Preset	Use Case	Memory	Training Time
`tiny`	Testing, debugging	~1GB	Minutes
`cpu_small`	CPU training, learning	~2GB	Hours
`gpu_medium`	Single GPU training	~8GB	Hours
`gpu_large`	High-end GPU training	~16GB+	Days

🔍 Monitoring Training¶

Real-time Monitoring¶

# Monitor training progress
tail -f ./my_first_model/training.log

# Or use the built-in progress display
llmbuilder train model --data data.txt --output model/ --verbose

Training Metrics¶

LLMBuilder tracks important metrics:

Loss: How well the model is learning
Perplexity: Model confidence (lower is better)
Learning Rate: Training speed
Memory Usage: Resource consumption

🚨 Common Issues & Solutions¶

Out of Memory¶

# Reduce batch size
llmbuilder train model --data data.txt --output model/ --batch-size 1

# Use CPU-only mode
llmbuilder train model --data data.txt --output model/ --device cpu

Slow Training¶

# Use GPU if available
llmbuilder train model --data data.txt --output model/ --device cuda

# Reduce model size
llmbuilder train model --data data.txt --output model/ --layers 4 --dim 256

Poor Generation Quality¶

# Train for more epochs
llmbuilder train model --data data.txt --output model/ --epochs 50

# Use more training data
# Add more text files to your dataset

# Adjust generation parameters
llmbuilder generate text --model model.pt --tokenizer tokenizer/ \
  --prompt "Your prompt" --temperature 0.7 --top-k 40

📚 Learn More¶

Ready to dive deeper?
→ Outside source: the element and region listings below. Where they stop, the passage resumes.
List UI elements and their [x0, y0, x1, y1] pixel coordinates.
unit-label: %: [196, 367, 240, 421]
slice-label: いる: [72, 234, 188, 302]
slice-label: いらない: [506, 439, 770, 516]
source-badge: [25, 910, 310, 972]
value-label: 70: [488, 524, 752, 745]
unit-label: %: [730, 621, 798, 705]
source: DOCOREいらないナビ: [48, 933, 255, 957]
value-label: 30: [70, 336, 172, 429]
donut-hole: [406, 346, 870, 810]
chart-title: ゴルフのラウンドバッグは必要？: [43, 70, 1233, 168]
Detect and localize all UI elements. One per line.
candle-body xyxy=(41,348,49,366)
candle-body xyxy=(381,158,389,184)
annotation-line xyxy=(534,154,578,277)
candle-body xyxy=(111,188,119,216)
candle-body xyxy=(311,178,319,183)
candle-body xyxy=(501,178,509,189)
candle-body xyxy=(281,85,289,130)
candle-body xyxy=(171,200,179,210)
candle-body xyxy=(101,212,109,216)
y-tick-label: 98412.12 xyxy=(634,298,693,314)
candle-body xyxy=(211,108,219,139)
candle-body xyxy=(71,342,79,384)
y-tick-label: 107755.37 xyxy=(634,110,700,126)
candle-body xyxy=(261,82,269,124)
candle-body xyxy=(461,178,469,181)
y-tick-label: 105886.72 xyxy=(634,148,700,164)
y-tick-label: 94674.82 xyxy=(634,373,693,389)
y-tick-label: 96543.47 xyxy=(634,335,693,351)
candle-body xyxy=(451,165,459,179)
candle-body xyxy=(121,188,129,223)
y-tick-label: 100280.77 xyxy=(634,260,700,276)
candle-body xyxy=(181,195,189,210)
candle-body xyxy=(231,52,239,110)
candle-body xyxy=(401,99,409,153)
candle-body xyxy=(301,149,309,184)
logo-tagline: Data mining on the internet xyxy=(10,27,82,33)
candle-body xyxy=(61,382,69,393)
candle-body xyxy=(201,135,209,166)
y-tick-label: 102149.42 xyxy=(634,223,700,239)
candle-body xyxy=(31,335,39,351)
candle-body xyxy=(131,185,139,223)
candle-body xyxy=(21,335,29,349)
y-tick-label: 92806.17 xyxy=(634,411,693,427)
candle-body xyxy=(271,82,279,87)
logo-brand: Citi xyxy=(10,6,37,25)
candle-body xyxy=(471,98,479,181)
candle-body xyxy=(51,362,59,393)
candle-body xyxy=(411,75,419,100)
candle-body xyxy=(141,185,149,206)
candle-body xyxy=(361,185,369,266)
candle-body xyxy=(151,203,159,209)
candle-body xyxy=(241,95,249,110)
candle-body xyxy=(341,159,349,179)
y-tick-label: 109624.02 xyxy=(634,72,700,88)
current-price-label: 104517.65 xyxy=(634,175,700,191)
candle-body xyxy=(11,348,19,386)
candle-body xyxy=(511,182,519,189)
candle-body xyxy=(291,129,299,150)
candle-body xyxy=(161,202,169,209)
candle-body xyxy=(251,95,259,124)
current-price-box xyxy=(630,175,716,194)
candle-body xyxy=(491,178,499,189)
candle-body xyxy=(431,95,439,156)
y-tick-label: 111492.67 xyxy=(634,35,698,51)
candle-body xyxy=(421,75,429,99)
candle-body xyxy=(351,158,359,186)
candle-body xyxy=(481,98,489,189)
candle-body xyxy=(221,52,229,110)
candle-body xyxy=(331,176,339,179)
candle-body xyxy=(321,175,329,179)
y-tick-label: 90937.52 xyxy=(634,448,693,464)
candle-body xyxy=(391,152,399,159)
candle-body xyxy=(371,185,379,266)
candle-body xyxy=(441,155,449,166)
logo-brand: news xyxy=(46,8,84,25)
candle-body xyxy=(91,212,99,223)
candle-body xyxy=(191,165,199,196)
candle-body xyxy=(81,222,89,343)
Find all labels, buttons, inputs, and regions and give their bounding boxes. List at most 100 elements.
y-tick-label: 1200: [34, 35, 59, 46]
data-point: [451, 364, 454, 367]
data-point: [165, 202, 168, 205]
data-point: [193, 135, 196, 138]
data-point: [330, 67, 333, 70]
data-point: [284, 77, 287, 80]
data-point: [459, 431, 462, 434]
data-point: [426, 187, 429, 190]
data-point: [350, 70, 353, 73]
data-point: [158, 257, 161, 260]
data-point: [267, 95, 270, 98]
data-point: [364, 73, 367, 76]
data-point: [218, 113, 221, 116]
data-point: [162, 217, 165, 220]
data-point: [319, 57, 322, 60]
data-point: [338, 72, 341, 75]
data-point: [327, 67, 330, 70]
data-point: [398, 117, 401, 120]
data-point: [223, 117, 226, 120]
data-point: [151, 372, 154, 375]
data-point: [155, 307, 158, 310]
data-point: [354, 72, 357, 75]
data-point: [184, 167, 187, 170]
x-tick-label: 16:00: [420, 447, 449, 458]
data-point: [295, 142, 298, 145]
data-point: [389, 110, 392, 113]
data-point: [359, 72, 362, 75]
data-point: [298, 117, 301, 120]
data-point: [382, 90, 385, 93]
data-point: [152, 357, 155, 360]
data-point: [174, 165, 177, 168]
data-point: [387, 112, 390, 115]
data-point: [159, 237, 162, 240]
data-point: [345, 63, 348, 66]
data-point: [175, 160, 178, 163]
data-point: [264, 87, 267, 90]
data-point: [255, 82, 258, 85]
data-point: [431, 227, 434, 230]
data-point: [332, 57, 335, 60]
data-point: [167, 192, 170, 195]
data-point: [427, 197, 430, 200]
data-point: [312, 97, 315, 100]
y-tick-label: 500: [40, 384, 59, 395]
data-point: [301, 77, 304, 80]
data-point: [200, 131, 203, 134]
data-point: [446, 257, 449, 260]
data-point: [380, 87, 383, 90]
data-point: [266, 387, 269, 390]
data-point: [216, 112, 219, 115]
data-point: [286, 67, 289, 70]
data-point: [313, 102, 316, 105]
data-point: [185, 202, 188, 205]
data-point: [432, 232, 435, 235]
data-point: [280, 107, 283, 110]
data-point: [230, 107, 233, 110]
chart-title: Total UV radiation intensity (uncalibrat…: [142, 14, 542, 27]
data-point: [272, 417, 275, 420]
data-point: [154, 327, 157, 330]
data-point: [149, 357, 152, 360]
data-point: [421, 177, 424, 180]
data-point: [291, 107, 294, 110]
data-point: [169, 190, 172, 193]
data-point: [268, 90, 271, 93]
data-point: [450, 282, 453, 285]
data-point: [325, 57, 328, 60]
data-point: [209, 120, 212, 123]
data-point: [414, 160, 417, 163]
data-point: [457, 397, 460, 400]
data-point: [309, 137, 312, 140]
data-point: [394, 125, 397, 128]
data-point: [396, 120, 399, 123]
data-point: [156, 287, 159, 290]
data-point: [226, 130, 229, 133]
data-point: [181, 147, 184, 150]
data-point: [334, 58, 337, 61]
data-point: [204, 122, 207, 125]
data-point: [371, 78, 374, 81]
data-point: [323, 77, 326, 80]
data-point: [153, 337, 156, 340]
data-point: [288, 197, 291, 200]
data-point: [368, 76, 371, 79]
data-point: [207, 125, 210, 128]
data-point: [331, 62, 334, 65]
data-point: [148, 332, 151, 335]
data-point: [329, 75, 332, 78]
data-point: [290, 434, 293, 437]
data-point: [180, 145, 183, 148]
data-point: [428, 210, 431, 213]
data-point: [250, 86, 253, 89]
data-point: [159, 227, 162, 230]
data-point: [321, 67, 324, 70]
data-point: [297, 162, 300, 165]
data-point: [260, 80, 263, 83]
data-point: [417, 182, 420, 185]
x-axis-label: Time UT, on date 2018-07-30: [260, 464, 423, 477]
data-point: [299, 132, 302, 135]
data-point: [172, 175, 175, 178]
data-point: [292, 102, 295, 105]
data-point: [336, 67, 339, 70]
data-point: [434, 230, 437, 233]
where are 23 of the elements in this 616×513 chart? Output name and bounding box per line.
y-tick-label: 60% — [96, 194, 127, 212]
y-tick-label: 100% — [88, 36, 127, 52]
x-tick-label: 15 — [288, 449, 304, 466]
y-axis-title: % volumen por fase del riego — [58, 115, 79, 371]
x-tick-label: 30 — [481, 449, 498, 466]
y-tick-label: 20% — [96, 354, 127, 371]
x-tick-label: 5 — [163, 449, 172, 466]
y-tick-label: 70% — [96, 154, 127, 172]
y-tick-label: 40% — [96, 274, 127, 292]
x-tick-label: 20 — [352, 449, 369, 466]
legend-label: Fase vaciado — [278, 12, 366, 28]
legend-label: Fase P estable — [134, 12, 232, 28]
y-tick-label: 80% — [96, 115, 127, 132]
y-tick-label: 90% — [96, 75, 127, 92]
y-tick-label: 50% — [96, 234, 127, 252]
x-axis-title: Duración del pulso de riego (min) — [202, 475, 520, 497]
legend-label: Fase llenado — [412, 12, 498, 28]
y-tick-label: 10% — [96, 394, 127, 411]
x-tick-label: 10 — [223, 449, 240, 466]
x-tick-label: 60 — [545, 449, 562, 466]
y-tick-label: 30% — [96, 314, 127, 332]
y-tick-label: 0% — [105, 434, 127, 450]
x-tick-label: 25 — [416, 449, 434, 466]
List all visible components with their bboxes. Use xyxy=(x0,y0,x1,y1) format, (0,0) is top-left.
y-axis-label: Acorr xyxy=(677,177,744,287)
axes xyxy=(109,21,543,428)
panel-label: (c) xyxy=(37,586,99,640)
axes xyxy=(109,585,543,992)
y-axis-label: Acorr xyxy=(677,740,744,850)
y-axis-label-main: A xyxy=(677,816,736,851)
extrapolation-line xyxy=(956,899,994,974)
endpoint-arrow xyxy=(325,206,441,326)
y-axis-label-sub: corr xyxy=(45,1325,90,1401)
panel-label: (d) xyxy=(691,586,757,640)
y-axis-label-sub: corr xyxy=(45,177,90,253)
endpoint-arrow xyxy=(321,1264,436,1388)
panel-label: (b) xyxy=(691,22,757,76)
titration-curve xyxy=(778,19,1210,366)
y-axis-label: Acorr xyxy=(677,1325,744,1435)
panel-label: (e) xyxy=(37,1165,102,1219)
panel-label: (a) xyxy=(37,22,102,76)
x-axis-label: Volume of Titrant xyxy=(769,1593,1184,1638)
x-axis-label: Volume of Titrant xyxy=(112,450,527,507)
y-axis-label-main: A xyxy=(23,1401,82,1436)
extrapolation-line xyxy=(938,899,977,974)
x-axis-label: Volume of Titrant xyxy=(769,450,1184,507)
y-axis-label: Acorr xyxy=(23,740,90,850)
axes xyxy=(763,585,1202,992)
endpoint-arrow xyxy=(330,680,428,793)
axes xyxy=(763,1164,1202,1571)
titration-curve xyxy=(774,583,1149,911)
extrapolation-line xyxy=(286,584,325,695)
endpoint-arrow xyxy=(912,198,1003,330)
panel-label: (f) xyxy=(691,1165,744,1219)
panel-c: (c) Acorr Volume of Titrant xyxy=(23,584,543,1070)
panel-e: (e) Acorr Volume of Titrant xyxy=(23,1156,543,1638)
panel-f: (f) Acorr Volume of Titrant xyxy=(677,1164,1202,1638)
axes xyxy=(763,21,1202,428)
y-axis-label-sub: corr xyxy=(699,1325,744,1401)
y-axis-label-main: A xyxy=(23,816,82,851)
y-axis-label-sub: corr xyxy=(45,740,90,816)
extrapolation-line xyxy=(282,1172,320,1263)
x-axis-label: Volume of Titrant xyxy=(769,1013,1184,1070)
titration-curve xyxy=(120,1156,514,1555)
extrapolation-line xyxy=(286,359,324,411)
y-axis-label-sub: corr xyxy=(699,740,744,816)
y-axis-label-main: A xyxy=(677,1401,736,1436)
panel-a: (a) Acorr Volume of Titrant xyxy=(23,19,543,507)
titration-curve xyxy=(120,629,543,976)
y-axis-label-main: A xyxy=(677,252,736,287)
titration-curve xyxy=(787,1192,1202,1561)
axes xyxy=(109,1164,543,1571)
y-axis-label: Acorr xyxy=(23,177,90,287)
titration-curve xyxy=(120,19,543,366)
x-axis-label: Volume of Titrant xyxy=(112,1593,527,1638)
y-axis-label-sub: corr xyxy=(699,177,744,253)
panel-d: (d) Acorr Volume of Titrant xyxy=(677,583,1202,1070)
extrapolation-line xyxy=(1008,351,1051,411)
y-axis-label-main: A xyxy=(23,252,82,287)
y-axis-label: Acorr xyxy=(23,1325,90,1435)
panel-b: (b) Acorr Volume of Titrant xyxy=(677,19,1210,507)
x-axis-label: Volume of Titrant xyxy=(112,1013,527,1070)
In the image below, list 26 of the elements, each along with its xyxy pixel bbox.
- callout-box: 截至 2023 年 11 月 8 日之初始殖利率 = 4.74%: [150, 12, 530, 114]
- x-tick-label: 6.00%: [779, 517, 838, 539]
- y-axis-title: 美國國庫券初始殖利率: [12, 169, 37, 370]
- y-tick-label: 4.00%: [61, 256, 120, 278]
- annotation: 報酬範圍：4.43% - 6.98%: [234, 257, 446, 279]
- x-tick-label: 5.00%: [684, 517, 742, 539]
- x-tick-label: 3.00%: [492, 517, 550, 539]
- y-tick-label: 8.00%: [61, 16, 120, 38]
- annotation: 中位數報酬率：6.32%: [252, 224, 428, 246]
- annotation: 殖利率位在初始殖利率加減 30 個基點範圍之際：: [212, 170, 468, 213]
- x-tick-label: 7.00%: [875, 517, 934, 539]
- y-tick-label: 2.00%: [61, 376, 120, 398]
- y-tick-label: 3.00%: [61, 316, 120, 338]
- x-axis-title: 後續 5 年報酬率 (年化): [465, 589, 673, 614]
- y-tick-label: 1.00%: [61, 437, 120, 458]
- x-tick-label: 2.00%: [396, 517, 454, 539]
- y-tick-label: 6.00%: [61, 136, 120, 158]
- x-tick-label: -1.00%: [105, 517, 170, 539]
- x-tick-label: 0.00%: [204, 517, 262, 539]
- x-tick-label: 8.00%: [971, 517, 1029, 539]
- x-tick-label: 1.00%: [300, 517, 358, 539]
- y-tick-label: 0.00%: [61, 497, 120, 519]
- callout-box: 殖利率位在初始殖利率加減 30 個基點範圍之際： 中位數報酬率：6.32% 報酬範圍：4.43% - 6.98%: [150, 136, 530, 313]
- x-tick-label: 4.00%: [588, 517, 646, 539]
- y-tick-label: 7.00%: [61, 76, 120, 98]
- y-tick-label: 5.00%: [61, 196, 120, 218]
Check out these resources:

First Model Tutorial - Detailed step-by-step guide
Configuration Guide - Customize your setup
Training Guide - Advanced training techniques
Model Export - Deploy your models
CLI Reference - Complete CLI documentation

You're Ready!

You now have a working LLMBuilder setup! The model you just trained might be small, but you've learned the complete workflow. Try experimenting with different data, model sizes, and generation parameters to see what works best for your use case.